8  Tips and tricks

As highlighted in the project management section the scale of your project and the capacity of your team define the optimal approach. However, across the four scenarios provided a common notion is important, capacity building for the longevity of projects.

Within an academic context contracts are often limited in time, funds scarce. In addition, people move frequently between positions search for more stable or better paid (research) positions. This presents the danger of knowledge leakage. Preventing this slow trickle of disappearing knowledge requires redundancy in your project management approach, where the responsibility of key transcription components are not the sole responsibility of one person. Generally, this advice does not only apply to transcription projects, but most academic endeavours.

8.1 Mentoring

When teaching people transcription workflows, or the setup of a particular piece of software, do so in pairs. In addition, extensively document the process. Although courses and documentation exists for all software discussed these are generalized workflows and do not account for idiosyncrasies within your dataset.

When using annotation (Section 5.1) to provide tailored training data divide this task among trusted authorities, such as students, might speed up this process. Having a good manual at hand and the capacity within a research team to quickly teach this to someone new is key to the success of such an approach.
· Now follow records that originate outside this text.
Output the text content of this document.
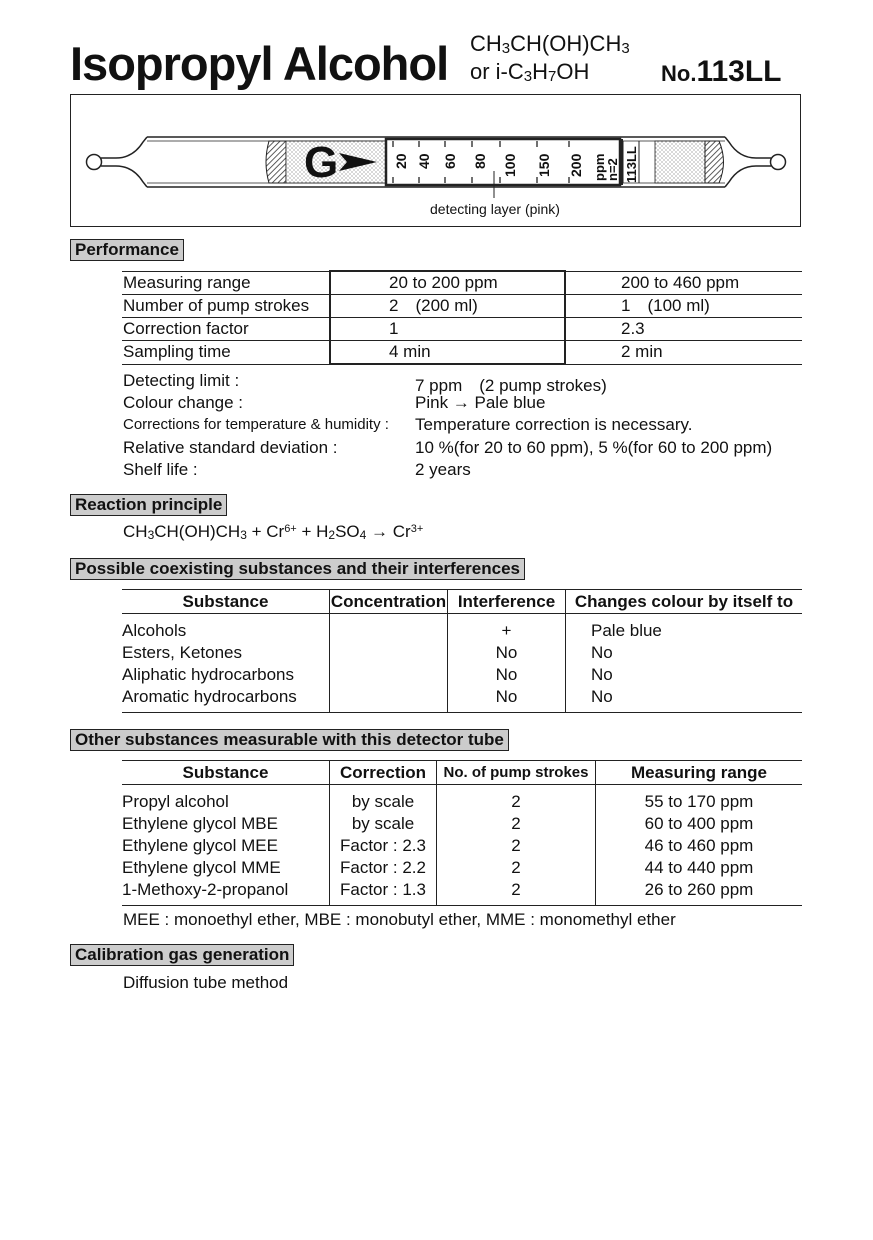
Isopropyl Alcohol $CH_3CH(OH)CH_3$
or $i-C_3H_7OH$	No.113LL
G	20 40 60 80 100 150 200 ppm
n=2 113LL
detecting layer (pink)
Performance
Measuring range	20 to 200 ppm	200 to 460 ppm
Number of pump strokes	2　(200 ml)	1　(100 ml)
Correction factor	1	2.3
Sampling time	4 min	2 min
Detecting limit :	7 ppm　(2 pump strokes)
Colour change :	Pink → Pale blue
Corrections for temperature & humidity : Temperature correction is necessary.
Relative standard deviation :	10 %(for 20 to 60 ppm), 5 %(for 60 to 200 ppm)
Shelf life :	2 years
Reaction principle
$CH_3CH(OH)CH_3 + Cr^{6+} + H_2SO_4 \to Cr^{3+}$
Possible coexisting substances and their interferences
Substance	Concentration	Interference	Changes colour by itself to
Alcohols		+	Pale blue
Esters, Ketones		No	No
Aliphatic hydrocarbons		No	No
Aromatic hydrocarbons		No	No
Other substances measurable with this detector tube
Substance	Correction	No. of pump strokes	Measuring range
Propyl alcohol	by scale	2	55 to 170 ppm
Ethylene glycol MBE	by scale	2	60 to 400 ppm
Ethylene glycol MEE	Factor : 2.3	2	46 to 460 ppm
Ethylene glycol MME	Factor : 2.2	2	44 to 440 ppm
1-Methoxy-2-propanol	Factor : 1.3	2	26 to 260 ppm
MEE : monoethyl ether, MBE : monobutyl ether, MME : monomethyl ether
Calibration gas generation
Diffusion tube method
Regardless, do not underestimate the time you need to invest in this process, so make it worth your while an pick your battles carefully.

8.2 Community/Citizen science

Most community/citizen science efforts will require half an hour of someone’s time to keep going, provide feedback and intermittent results to keep the community motivated. Furthermore, one should use citizen science because it is an easy way to get (training) data while not all other options such as data augmentation on smaller datasets have been exhausted. The latter approaches are often required regardless of data size. Assessing the accuracy of suite of models is required before concluding that more training data is needed than can reasonably be generated within a team.